It looks like some Rick and Morty fans were unhappy with the fact that two women, Jane Becker and Jessica Gao, have their names credited on episodes of this current season ('Rickmancing the Stone' and 'Pickle Rick'). They were harassed on Twitter and had their personal information leak. Well, instead of me having to say something about the fact that this crap keeps happening, Entertainment Weekly jumped in and let co-creator Dan Harmon tell them off himself:
"I'm on a Twitter sabbatical, so the last thing I saw about that was [the Reddit thread detailing the harassment], and I've seen the tweets they've sent to the female writer. I was familiar going into the third season, having talked to Felicia Day, that any high-profile women get doxxed, they get harassed, they get threatened, they get slandered. And part of it is a testosterone-based subculture patting themselves on the back for trolling these women. Because to the extent that you get can get a girl to shriek about a frog you've proven girls are girly and there's no crime in assaulting her with a frog because it's all in the name of proving something. I think it's all disgusting."
Did you think Harmon was done? Oh no — he still has more to say about these harassers:
"These knobs, that want to protect the content they think they own — and somehow combine that with their need to be proud of something they have, which is often only their race or gender. It's offensive to me as someone who was born male and white, and still works way harder than them, that there's some white male [fan out there] trying to further some creepy agenda by 'protecting' my work. I've made no bones about the fact that I loathe these people. It f—ing sucks. And the only thing I can say is if you're lucky enough to make a show that is really good that people like, that means some bad people are going to like it too. You can't just insist that everybody who watches your show get their head on straight … And I'm speaking for myself — I don't want the show to have a political stance. But at the same time, individually, these [harassers] aren't politicians and don't represent politics. They represent some shit that I probably believed when I was 15."
Setting aside the fact that Pickle Rick up there as one of the best episode of the show thus far, if some fans have problems with an episode, singling out writers is pointless — there are so many people working on the show.
"It's total ignorance of how writing a television show works," Harmon adds. "It's frustrating enough having run Community for several years to see threads like, 'Oh well, it makes sense this episode was written by Andy Bobrow because when Hilary Winston wrote her episode she tends to linger more on dialogue and Andy is better at the I-want-to-hold-you moments.' And I want to scream at my computer: 'You idiots, we all write the show together!' If you can tell the difference between one writer and another on a show I'm running I've probably gotten so lazy that it hasn't all been blended and refined in the usual process. The reason one person's name goes on an episode is that someone has to and everyone deserves one of those times at bat where they have to do all the grunt work — they have to do all the outlining, sometimes, if they're willing to, they can expand into the post-production process.
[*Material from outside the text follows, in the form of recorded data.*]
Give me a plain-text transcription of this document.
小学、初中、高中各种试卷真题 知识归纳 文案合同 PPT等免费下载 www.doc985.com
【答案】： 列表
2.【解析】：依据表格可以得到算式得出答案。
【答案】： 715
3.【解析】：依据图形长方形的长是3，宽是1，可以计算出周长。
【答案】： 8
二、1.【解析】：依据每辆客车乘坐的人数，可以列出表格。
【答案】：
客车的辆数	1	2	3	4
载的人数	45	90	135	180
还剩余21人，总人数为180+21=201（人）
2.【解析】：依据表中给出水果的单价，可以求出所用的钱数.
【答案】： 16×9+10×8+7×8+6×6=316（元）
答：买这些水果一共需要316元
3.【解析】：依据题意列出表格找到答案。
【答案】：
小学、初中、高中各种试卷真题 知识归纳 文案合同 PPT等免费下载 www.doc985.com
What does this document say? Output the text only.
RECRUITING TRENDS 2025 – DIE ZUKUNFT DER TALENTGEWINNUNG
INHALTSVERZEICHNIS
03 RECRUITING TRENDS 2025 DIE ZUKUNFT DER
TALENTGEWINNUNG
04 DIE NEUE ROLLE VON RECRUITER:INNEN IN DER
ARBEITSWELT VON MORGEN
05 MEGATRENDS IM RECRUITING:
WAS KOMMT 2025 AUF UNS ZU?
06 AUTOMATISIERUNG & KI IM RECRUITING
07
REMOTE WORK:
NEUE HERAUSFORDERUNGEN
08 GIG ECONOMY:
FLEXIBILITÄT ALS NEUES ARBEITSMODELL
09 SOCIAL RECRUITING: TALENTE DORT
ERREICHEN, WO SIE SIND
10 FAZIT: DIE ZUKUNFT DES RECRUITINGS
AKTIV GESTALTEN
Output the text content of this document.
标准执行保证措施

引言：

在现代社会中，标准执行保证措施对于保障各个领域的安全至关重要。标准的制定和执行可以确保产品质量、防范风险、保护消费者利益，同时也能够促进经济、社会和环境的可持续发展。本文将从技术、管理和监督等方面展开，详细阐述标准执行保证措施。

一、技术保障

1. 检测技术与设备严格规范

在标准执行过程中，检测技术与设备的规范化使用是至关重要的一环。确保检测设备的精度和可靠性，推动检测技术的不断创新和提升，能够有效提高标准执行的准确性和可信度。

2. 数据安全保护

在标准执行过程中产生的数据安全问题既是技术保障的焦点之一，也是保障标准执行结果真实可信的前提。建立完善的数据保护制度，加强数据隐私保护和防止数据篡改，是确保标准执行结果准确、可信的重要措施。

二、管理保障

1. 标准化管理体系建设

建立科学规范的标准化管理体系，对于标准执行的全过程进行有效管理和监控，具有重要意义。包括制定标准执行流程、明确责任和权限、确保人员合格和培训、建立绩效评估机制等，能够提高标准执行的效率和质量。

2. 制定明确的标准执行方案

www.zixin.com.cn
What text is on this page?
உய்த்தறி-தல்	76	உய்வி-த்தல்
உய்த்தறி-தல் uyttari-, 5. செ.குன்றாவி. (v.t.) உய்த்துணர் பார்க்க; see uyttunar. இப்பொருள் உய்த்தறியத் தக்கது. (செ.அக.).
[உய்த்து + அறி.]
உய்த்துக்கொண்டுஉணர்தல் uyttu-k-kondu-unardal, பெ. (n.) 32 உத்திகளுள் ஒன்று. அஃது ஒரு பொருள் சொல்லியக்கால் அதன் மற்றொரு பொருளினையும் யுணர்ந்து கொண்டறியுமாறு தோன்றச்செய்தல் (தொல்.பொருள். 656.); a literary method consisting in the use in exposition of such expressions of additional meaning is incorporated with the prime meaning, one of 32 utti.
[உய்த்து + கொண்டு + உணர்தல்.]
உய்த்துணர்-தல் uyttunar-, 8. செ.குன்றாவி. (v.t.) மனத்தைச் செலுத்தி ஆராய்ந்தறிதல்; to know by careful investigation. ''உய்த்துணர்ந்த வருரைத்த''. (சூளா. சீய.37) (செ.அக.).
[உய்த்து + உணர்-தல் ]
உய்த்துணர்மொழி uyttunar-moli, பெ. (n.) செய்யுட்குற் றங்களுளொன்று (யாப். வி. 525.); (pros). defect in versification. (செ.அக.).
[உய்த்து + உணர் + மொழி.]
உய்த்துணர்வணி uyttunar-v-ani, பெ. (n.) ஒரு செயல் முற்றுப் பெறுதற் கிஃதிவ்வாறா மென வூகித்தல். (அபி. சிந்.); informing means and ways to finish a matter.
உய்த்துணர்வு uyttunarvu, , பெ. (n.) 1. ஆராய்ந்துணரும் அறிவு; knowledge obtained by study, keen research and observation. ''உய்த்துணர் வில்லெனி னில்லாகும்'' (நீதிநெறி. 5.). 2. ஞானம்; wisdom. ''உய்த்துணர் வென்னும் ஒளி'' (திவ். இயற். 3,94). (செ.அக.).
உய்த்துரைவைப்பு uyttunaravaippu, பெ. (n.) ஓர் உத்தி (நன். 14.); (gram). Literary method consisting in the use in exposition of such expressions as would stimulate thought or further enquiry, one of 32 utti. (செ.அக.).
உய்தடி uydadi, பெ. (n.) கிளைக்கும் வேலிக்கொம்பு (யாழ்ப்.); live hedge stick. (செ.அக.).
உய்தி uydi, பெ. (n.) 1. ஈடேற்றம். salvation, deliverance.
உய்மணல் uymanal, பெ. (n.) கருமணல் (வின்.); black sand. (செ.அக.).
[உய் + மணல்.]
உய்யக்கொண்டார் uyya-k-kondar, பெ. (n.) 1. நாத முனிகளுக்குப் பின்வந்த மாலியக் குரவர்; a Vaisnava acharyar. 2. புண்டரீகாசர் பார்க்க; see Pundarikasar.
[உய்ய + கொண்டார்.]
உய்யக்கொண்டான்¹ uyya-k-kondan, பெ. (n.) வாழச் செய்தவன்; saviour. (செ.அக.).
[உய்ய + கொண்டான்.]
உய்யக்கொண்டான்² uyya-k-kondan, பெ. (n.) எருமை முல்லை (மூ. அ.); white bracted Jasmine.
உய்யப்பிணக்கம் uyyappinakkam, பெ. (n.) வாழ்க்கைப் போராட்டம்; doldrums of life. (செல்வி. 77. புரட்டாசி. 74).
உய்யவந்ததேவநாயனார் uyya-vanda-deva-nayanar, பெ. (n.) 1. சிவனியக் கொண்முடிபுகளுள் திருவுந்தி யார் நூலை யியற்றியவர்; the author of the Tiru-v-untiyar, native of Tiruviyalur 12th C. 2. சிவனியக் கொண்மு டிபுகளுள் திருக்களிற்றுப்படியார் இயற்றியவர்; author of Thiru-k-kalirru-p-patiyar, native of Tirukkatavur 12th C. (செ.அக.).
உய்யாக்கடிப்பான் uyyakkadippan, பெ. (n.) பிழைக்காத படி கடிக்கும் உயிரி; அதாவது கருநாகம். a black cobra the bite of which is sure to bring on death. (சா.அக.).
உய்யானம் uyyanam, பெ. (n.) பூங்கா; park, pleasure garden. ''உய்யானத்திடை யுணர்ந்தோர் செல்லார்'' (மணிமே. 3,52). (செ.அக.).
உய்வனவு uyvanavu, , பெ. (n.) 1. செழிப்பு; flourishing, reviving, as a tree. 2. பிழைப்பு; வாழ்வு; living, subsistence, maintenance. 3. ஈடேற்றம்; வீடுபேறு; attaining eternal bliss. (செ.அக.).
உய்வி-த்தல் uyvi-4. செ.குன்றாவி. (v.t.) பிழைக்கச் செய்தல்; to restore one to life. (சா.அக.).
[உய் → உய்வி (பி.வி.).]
There's a bunch of reasons why we don't accurately reflect how many writers contribute to each episode in the credits."
OK, enough with harassing female writers on social media and leaking their personal information. Do something else with your life, and contribute to society in a productive way. I'd also like to thank EW for my new favorite meme:
Rick and Morty is currently in its third season and airs on Sunday nights on Adult Swim.